Reputation: 7664
What I would like to do is:
a) have the plot produced by the ggplot
code be the same each time it runs [set.seed kind of notion?] and
b) have text labels jittered only for labels that have the same y-axis value -- leave the other text labels alone. This would seem to be some kind of conditional jittering based on a factor value for the points.
Here is some data:
dput(df)
structure(list(Firm = c("a verylongname", "b verylongname", "c verylongname",
"d verylongname", "e verylongname", "f verylongname", "g verylongname",
"h verylongname", "i verylongname", "j verylongname"), Sum = c(74,
77, 79, 82, 85, 85, 88, 90, 90, 92)), .Names = c("Firm", "Sum"
), row.names = c(NA, 10L), class = "data.frame")
Here is ggplot
code using df:
ggplot(df, aes(x = reorder(Firm, Sum, mean), y = Sum)) +
geom_text(aes(label = Firm), size = 3, show.guides = FALSE, position = position_jitter(height = .9)) +
theme(axis.text.x = element_blank()) +
scale_x_discrete(expand = c(-1.1, 0)) + # to show the lower left name fully
labs(x = "", y = "", title = "")
Notice one version of the plot still overlaps h and i -- each time I run the above code the locations of the text labels change.
BTW, this question conditional jitter shifts the discrete values on the x-axis a bit, but I would like to shift the overlapping points (only) on the y-axis.
Upvotes: 4
Views: 1848
Reputation: 93851
One option is to add a column to mark overlapping points and then plot those separately.

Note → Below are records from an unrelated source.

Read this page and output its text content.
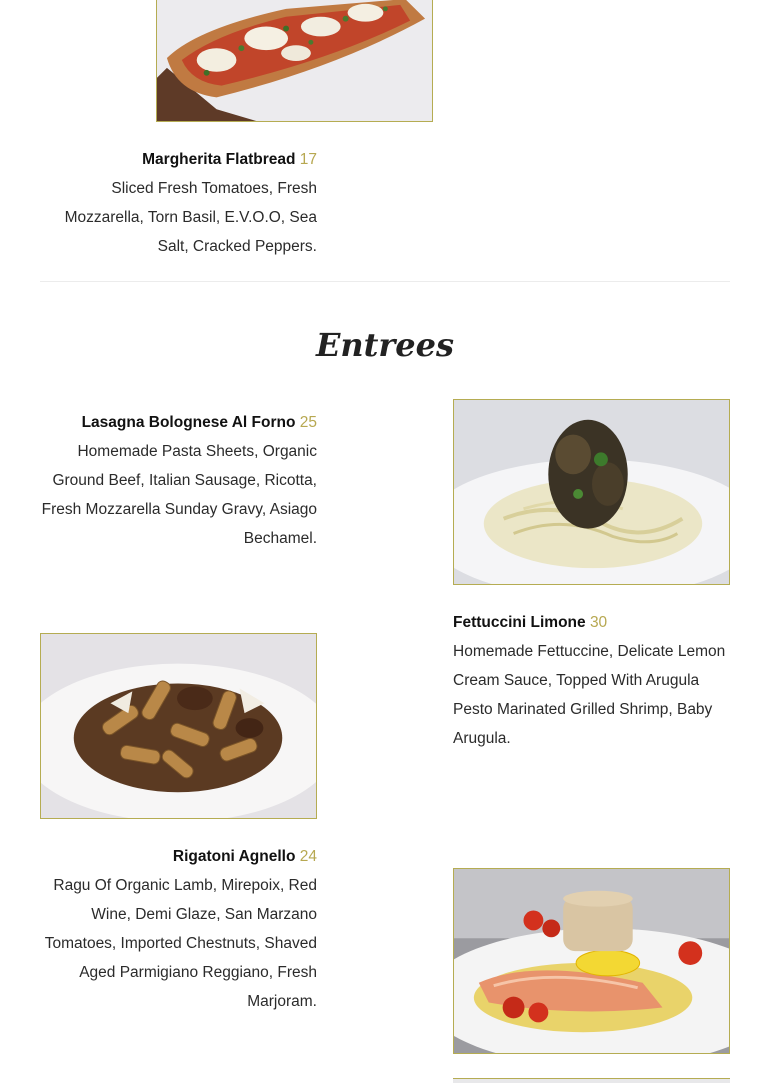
Margherita Flatbread 17
Sliced Fresh Tomatoes, Fresh Mozzarella, Torn Basil, E.V.O.O, Sea Salt, Cracked Peppers.
Entrees
Lasagna Bolognese Al Forno 25
Homemade Pasta Sheets, Organic Ground Beef, Italian Sausage, Ricotta, Fresh Mozzarella Sunday Gravy, Asiago Bechamel.
Fettuccini Limone 30
Homemade Fettuccine, Delicate Lemon Cream Sauce, Topped With Arugula Pesto Marinated Grilled Shrimp, Baby Arugula.
Rigatoni Agnello 24
Ragu Of Organic Lamb, Mirepoix, Red Wine, Demi Glaze, San Marzano Tomatoes, Imported Chestnuts, Shaved Aged Parmigiano Reggiano, Fresh Marjoram.
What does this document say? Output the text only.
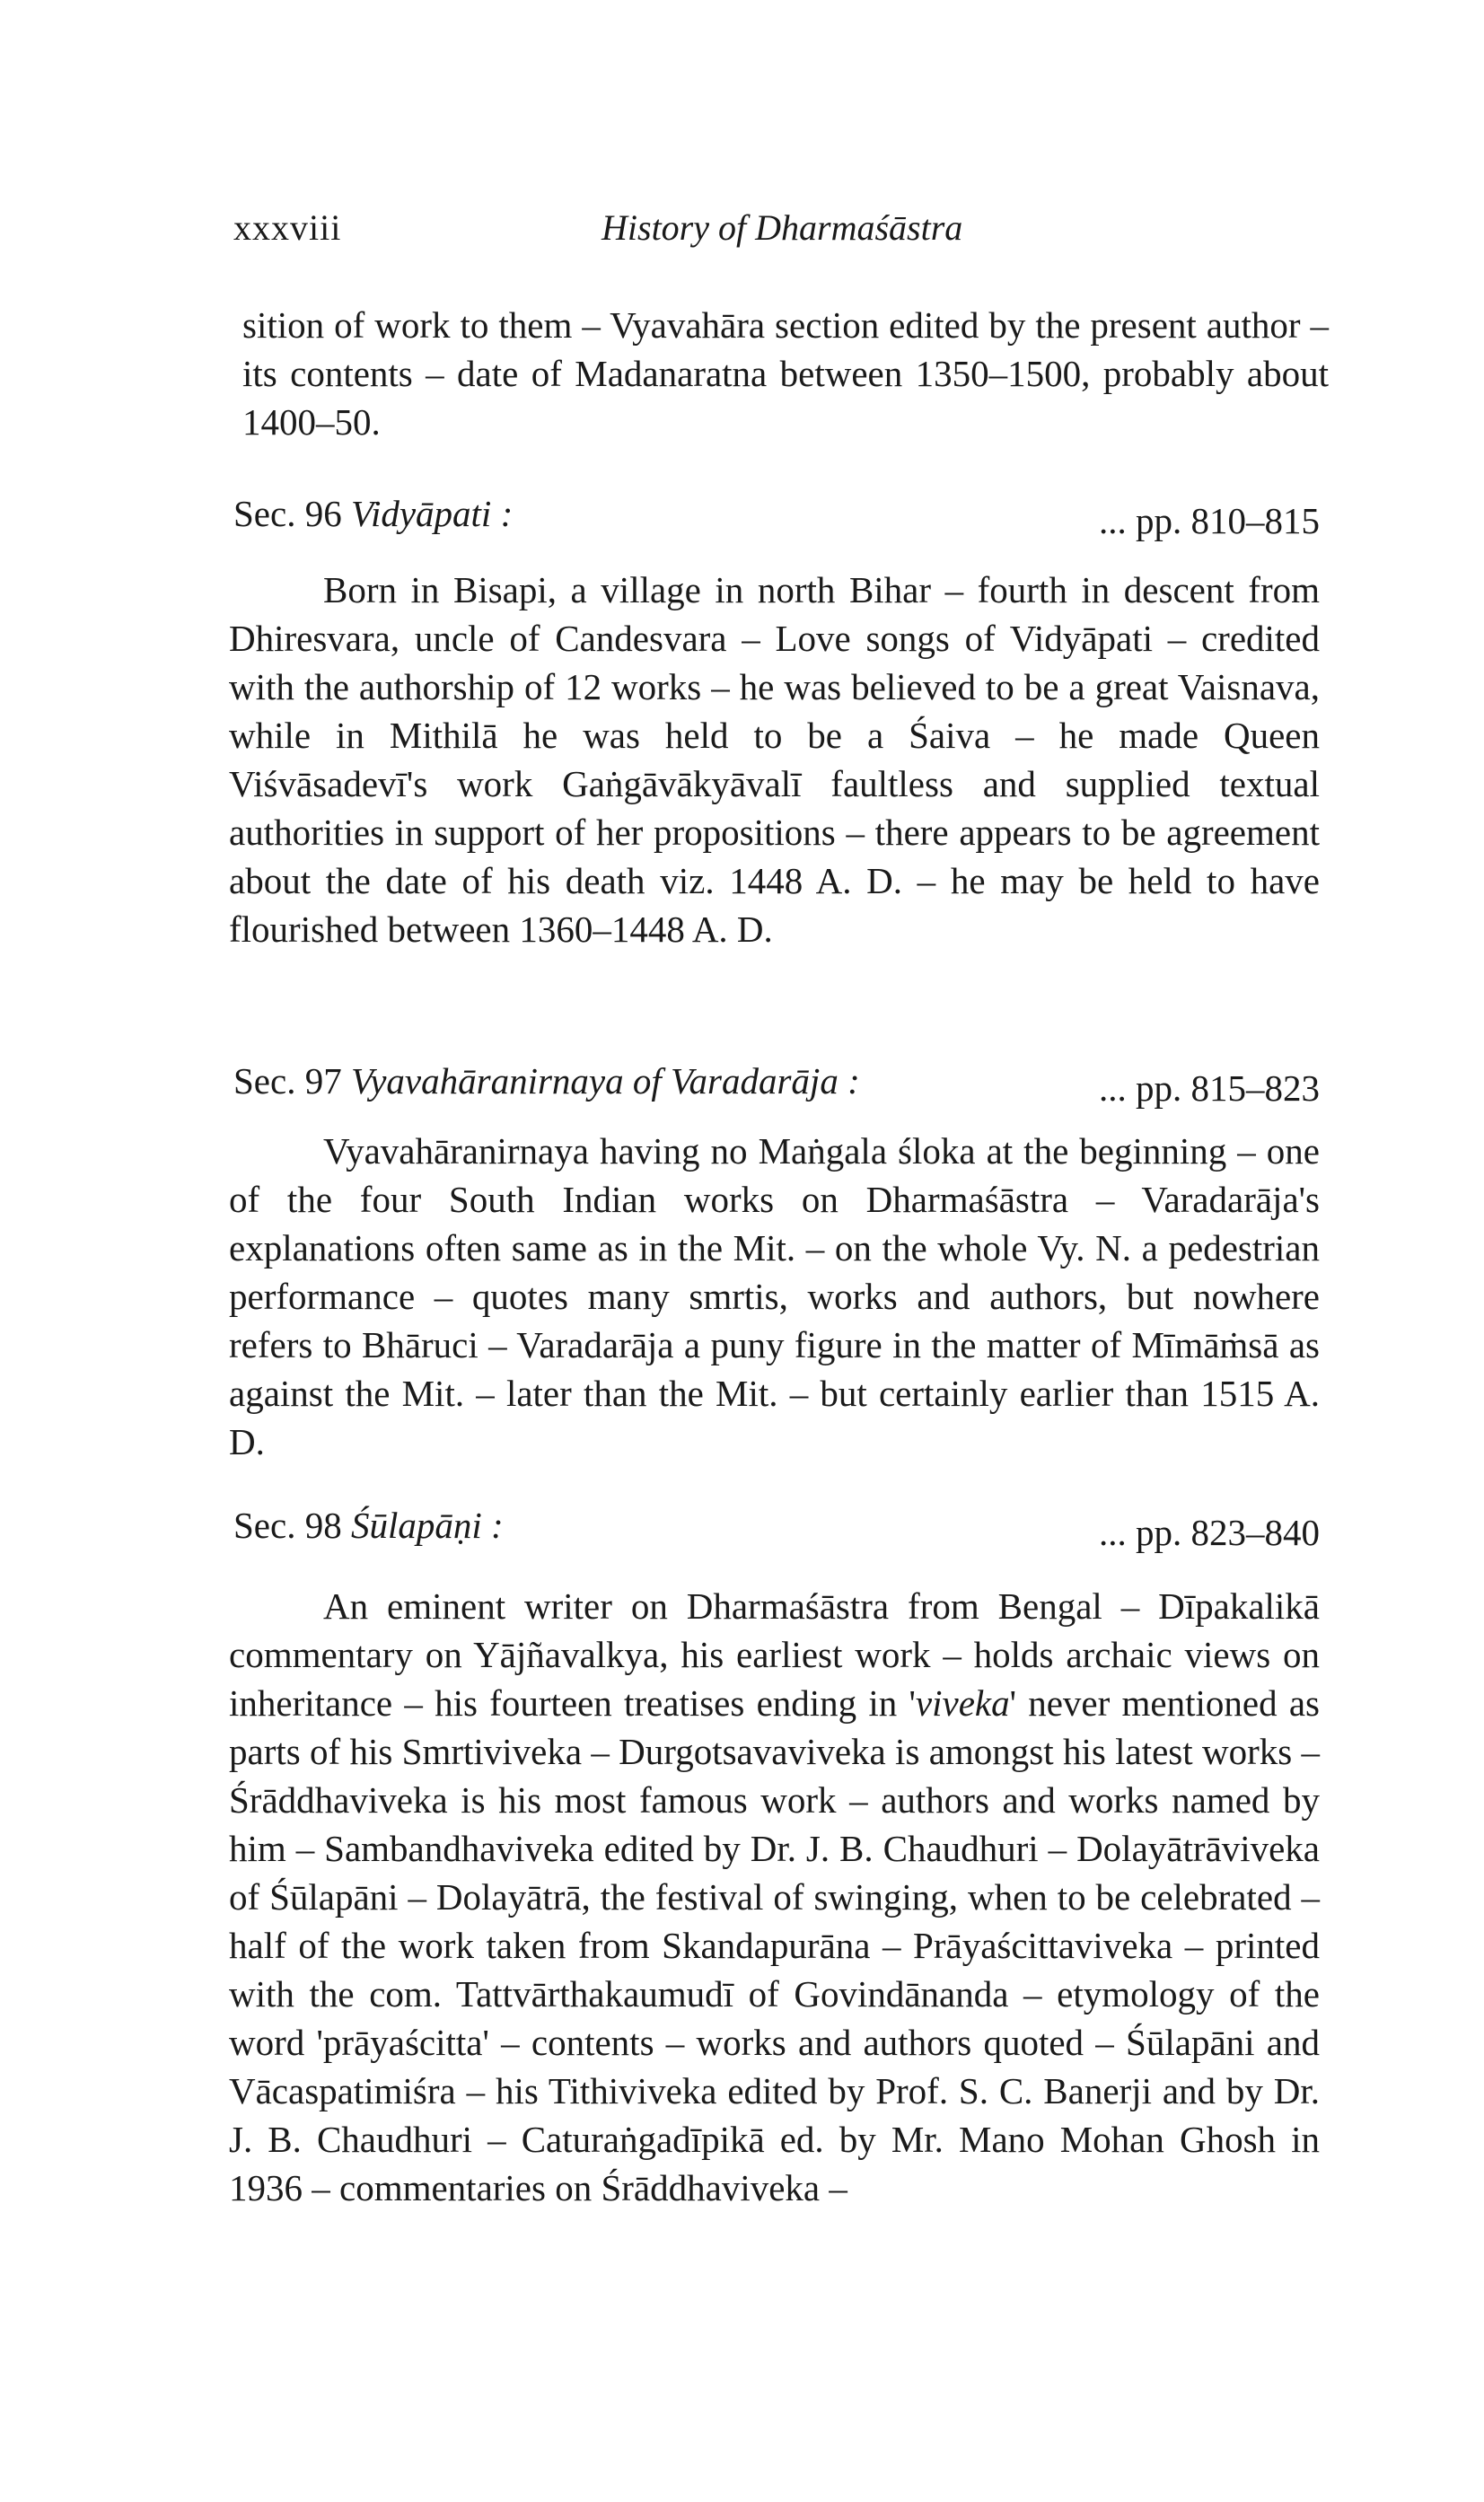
xxxviii	History of Dharmaśāstra
sition of work to them – Vyavahāra section edited by the present author – its contents – date of Madanaratna between 1350–1500, probably about 1400–50.
Sec. 96 Vidyāpati :	... pp. 810–815

Born in Bisapi, a village in north Bihar – fourth in descent from Dhiresvara, uncle of Candesvara – Love songs of Vidyāpati – credited with the authorship of 12 works – he was believed to be a great Vaisnava, while in Mithilā he was held to be a Śaiva – he made Queen Viśvāsadevī's work Gaṅgāvākyāvalī faultless and supplied textual authorities in support of her propositions – there appears to be agreement about the date of his death viz. 1448 A. D. – he may be held to have flourished between 1360–1448 A. D.

Sec. 97 Vyavahāranirnaya of Varadarāja :	... pp. 815–823

Vyavahāranirnaya having no Maṅgala śloka at the beginning – one of the four South Indian works on Dharmaśāstra – Varadarāja's explanations often same as in the Mit. – on the whole Vy. N. a pedestrian performance – quotes many smrtis, works and authors, but nowhere refers to Bhāruci – Varadarāja a puny figure in the matter of Mīmāṁsā as against the Mit. – later than the Mit. – but certainly earlier than 1515 A. D.

Sec. 98 Śūlapāṇi :	... pp. 823–840

An eminent writer on Dharmaśāstra from Bengal – Dīpakalikā commentary on Yājñavalkya, his earliest work – holds archaic views on inheritance – his fourteen treatises ending in 'viveka' never mentioned as parts of his Smrtiviveka – Durgotsavaviveka is amongst his latest works – Śrāddhaviveka is his most famous work – authors and works named by him – Sambandhaviveka edited by Dr. J. B. Chaudhuri – Dolayātrāviveka of Śūlapāni – Dolayātrā, the festival of swinging, when to be celebrated – half of the work taken from Skandapurāna – Prāyaścittaviveka – printed with the com. Tattvārthakaumudī of Govindānanda – etymology of the word 'prāyaścitta' – contents – works and authors quoted – Śūlapāni and Vācaspatimiśra – his Tithiviveka edited by Prof. S. C. Banerji and by Dr. J. B. Chaudhuri – Caturaṅgadīpikā ed. by Mr. Mano Mohan Ghosh in 1936 – commentaries on Śrāddhaviveka –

A better option might be to directly shift the y-values of the overlapping points, so that we get direct control over their placement. I show both options below.
Option 1 (jitter): First, add a column to mark overlaps. In this case, because the points pretty much fall on a line, we can mark any points as overlapping if their y-values are too close. You can include more complex conditions if it's important to check whether the x-values are close as well.
df$overlap = lapply(1:nrow(df), function(i) {
if(min(abs(df[i, "Sum"] - df$Sum[-i])) <= 1) "Overlap" else "Ignore"
})
In the plot, I've colored the jittered points red so it's easy to tell which ones were affected.
# Add set.seed() here to make jitter reproducible
ggplot(df, aes(x = reorder(Firm, Sum, mean))) +
geom_text(data=df[df$overlap=="Overlap",],
aes(label = Firm, y = Sum), size = 3,
position = position_jitter(width=0, height = 1), colour="red") +
geom_text(data=df[df$overlap=="Ignore",],
aes(label = Firm, y = Sum), size = 3) +
theme(axis.text.x = element_blank()) +
scale_x_discrete(expand = c(-1.1, 0)) + # to show the lower left name fully
labs(x = "", y = "", title = "")
Option 2 (direct placement): Another option is to directly control how much the labels are shifted, rather than taking whatever jitter
happens to give us. In this case, we know that we want to shift each pair of points with the same y-value. More complex logic would be necessary in cases where we need to worry about both x and y values, more than two points in the same overlap, and/or where we need to shift values that are close, but not exactly the same.
library(dplyr)
# Create a new column that shifts pairs of points with the same y-value by +/- 0.25
df = df %>% group_by(Sum) %>%
mutate(SumNoOverlap = if(n()>1) Sum + c(-0.25,0.25) else Sum)
ggplot(df, aes(x = reorder(Firm, Sum, mean), y = SumNoOverlap)) +
geom_text(aes(label = Firm), size = 3) +
theme(axis.text.x = element_blank()) +
scale_x_discrete(expand = c(-1.1, 0)) + # to show the lower left name fully
labs(x = "", y = "", title = "")
Note: To make jitter reproducible, add set.seed(153)
(or whatever seed value you want) before the jittered plot code.
Upvotes: 4